CAC score was more strongly associated with incident coronary heart disease than was age (C statistic 0.733 vs 0.690), with a more modest difference for stroke (C statistic 0.695 vs 0.670).
The addition of CAC score to predictive models generally improved discrimination for incident coronary heart disease, but not for stroke.
Similar findings came from analysis of the European cohorts.
Enough to Change Guidelines?
These findings demonstrate that CAC score may be better than age for discriminating risk of coronary disease, which could come into play when deciding on statin initiation, but it would still probably be helpful to confirm the observation in a clinical trial, Greenland said.
“For the time being, this is the best evidence that we have that if you’re trying to make decisions in older people, rather than just relying on age alone and the risk prediction that you would get from the standard calculators, coronary calcium would be a useful way of narrowing down and potentially eliminating some patients from the consideration of statins,” he said. For example, patients with a CAC score of 0 might not need to start taking the lipid-lowering drugs.
Commenting for TCTMD, Tasneem Naqvi, MD (Mayo Clinic, Phoenix, AZ), agreed with Greenland in saying that the results of this pooled analysis are potentially practice-changing, but she cited some caveats.
This is very solid data, and it may actually bring about some changes in our guidelines. Tasneem Naqvi
The authors make no mention of incidental findings on the cardiac CT scans—such as malignancies, imaging artifacts, and other abnormalities—and what impact that had on the resources used to follow up on and manage them, Naqvi said. She also pointed out that CAC scoring was not very good at discriminating risk of stroke.

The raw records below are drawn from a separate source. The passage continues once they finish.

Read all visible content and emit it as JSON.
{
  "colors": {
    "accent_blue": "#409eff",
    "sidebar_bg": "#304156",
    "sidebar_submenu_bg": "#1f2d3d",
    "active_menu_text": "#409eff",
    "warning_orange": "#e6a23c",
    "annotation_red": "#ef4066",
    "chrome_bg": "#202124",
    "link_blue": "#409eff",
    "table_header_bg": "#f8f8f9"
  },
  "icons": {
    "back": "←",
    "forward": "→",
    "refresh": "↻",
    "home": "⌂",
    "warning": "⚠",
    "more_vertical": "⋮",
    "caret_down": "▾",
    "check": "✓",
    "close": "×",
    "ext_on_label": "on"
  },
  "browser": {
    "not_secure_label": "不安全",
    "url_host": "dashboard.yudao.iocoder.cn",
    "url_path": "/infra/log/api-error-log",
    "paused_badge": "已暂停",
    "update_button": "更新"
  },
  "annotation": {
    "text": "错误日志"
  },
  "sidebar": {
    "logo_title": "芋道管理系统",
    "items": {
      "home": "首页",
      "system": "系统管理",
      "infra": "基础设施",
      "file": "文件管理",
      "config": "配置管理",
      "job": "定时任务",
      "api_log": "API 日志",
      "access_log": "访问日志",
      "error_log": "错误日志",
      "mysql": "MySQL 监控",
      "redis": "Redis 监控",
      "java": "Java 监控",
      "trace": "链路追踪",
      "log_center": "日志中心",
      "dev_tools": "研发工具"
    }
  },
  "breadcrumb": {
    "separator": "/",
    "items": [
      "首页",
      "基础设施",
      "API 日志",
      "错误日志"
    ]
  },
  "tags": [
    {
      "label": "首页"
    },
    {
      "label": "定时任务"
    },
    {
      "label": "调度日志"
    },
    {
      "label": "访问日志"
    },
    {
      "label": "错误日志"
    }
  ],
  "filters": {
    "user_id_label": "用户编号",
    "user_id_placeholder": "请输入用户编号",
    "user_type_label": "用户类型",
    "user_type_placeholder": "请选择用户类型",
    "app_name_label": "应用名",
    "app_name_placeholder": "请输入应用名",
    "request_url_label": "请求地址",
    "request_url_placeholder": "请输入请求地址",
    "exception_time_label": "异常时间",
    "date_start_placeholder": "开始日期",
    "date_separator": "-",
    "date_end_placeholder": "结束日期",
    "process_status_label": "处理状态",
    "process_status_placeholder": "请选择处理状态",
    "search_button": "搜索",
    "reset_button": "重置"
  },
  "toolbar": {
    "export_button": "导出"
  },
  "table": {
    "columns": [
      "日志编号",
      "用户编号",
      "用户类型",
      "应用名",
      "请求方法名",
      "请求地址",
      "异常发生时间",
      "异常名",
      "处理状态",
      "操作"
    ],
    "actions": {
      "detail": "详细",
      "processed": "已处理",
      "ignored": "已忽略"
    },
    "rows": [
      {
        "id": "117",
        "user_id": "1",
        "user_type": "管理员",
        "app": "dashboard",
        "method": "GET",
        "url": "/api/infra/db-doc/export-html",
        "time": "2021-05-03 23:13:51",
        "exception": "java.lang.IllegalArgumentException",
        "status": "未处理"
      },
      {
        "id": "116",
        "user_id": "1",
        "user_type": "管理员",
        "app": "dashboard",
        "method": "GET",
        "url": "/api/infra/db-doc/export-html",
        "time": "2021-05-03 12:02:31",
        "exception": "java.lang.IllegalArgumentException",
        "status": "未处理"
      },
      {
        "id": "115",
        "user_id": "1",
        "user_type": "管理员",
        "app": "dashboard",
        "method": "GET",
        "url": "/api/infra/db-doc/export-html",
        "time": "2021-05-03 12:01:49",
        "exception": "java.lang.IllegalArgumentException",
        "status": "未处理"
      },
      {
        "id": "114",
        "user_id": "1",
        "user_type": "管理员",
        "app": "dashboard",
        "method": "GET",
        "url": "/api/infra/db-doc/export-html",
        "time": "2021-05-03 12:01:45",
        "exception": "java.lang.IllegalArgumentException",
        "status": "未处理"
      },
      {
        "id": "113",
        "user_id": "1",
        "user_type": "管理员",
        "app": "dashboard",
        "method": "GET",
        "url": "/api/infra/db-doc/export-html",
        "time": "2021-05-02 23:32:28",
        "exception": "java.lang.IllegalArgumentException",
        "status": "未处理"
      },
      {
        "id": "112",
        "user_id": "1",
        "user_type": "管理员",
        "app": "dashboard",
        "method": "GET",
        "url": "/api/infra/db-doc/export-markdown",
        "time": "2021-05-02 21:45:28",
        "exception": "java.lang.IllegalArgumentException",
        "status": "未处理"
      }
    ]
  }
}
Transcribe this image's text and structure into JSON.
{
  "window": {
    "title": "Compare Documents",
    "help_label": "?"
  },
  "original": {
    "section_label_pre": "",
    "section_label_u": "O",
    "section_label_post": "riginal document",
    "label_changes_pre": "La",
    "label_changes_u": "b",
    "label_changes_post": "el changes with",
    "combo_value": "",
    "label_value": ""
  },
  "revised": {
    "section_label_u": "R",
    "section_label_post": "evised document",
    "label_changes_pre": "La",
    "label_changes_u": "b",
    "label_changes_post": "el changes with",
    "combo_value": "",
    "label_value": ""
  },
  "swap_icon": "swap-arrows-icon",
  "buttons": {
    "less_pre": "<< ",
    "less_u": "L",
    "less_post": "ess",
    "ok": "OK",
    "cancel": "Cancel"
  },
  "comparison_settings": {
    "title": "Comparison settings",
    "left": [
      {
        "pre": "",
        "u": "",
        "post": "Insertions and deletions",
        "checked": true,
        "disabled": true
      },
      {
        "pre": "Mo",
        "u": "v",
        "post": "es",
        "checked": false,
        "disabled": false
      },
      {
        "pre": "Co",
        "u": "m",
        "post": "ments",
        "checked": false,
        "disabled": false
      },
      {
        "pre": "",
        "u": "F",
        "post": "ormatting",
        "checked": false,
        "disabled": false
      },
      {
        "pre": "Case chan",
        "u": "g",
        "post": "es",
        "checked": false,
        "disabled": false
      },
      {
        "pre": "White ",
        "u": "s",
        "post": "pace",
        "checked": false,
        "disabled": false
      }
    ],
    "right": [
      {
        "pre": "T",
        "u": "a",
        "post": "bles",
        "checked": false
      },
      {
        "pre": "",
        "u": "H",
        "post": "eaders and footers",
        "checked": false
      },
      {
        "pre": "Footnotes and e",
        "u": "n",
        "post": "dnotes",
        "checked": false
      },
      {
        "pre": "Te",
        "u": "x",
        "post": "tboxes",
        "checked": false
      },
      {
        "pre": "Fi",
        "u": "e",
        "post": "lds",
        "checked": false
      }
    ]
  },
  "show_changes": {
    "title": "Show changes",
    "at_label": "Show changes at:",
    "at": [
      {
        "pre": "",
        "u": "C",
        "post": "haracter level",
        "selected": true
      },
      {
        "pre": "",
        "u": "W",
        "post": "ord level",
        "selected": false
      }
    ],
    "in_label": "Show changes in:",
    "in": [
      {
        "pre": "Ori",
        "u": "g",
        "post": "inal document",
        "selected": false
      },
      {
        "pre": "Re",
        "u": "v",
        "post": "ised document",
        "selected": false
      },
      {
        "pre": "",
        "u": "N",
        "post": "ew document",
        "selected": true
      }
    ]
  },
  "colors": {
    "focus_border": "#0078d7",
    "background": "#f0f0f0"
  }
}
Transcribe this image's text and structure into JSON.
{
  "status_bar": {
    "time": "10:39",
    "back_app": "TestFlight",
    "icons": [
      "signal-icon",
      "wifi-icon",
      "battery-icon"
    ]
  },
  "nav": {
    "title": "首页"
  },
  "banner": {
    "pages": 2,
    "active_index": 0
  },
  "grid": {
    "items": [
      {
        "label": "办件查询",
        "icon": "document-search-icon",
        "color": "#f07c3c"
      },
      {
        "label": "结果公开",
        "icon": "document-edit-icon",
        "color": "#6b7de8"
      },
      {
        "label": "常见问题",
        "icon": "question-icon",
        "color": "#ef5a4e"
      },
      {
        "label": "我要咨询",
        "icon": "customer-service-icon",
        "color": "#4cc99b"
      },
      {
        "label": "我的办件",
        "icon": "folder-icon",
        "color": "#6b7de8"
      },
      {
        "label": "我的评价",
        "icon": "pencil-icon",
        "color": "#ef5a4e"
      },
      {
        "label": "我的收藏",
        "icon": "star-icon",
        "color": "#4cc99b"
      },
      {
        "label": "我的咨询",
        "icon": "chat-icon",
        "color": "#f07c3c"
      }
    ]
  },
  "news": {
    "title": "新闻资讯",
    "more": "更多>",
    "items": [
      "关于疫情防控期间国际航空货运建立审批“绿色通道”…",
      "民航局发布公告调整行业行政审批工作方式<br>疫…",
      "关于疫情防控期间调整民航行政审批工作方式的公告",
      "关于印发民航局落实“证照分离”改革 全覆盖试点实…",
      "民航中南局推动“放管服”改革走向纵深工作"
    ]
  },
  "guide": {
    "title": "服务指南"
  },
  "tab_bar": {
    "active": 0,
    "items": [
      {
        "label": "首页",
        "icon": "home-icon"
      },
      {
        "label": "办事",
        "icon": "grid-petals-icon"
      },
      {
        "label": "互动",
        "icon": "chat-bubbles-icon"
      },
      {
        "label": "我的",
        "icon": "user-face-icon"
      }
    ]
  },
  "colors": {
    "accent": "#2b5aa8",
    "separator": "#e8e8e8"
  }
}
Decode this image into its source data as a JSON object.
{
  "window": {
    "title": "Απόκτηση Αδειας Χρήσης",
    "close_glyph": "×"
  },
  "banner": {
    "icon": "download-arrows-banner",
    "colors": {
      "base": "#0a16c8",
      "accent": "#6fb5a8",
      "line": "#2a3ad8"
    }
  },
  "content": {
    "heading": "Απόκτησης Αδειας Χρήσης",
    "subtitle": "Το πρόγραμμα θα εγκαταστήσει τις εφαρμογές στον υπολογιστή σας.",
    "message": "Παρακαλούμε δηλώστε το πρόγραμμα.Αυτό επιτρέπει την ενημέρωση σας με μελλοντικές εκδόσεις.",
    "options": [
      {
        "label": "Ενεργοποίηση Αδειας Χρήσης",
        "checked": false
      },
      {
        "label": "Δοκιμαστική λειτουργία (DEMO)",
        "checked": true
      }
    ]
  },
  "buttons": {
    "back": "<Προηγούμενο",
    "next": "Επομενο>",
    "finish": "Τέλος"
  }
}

In addition, Naqvi was hesitant to endorse avoiding statin therapy in patients with no coronary calcium. Risk of total atherosclerotic cardiovascular events was low but not nonexistent in that group during follow-up (11% overall or roughly 1% per year).
“I feel that 10% is a high risk still because the cutoff for risk by definition is 7.5%,” she said. “But at least you can discuss this risk with the patient and they may say, ‘You know what, I’m willing to take that 1% per year risk of having a heart attack rather than taking statins’ or ‘I’ve tried statins and it really bothers me, and I would rather live with that risk.’ So it certainly clarifies the scenario much more for these people based on their calcium score.”
That said, these data likely could be used to elevate CAC scoring over the other three recommended supplementary tests in the risk assessment guidelines, Naqvi indicated.
The findings “probably put calcium scoring as the only test to consider when you are not sure about what decision to make, because the other tests have really not been shown to be as powerful as calcium scoring has in the prior studies,” she said. “This is very solid data, and it may actually bring about some changes in our guidelines.”
Yano Y, O’Donnell CJ, Kuller L, et al. Association of coronary artery calcium score vs age with cardiovascular risk in older adults: an analysis of pooled population-based studies. JAMA Cardiol. 2017;Epub ahead of print.
- Yano, Greenland, and Naqvi report no relevant conflicts of interest.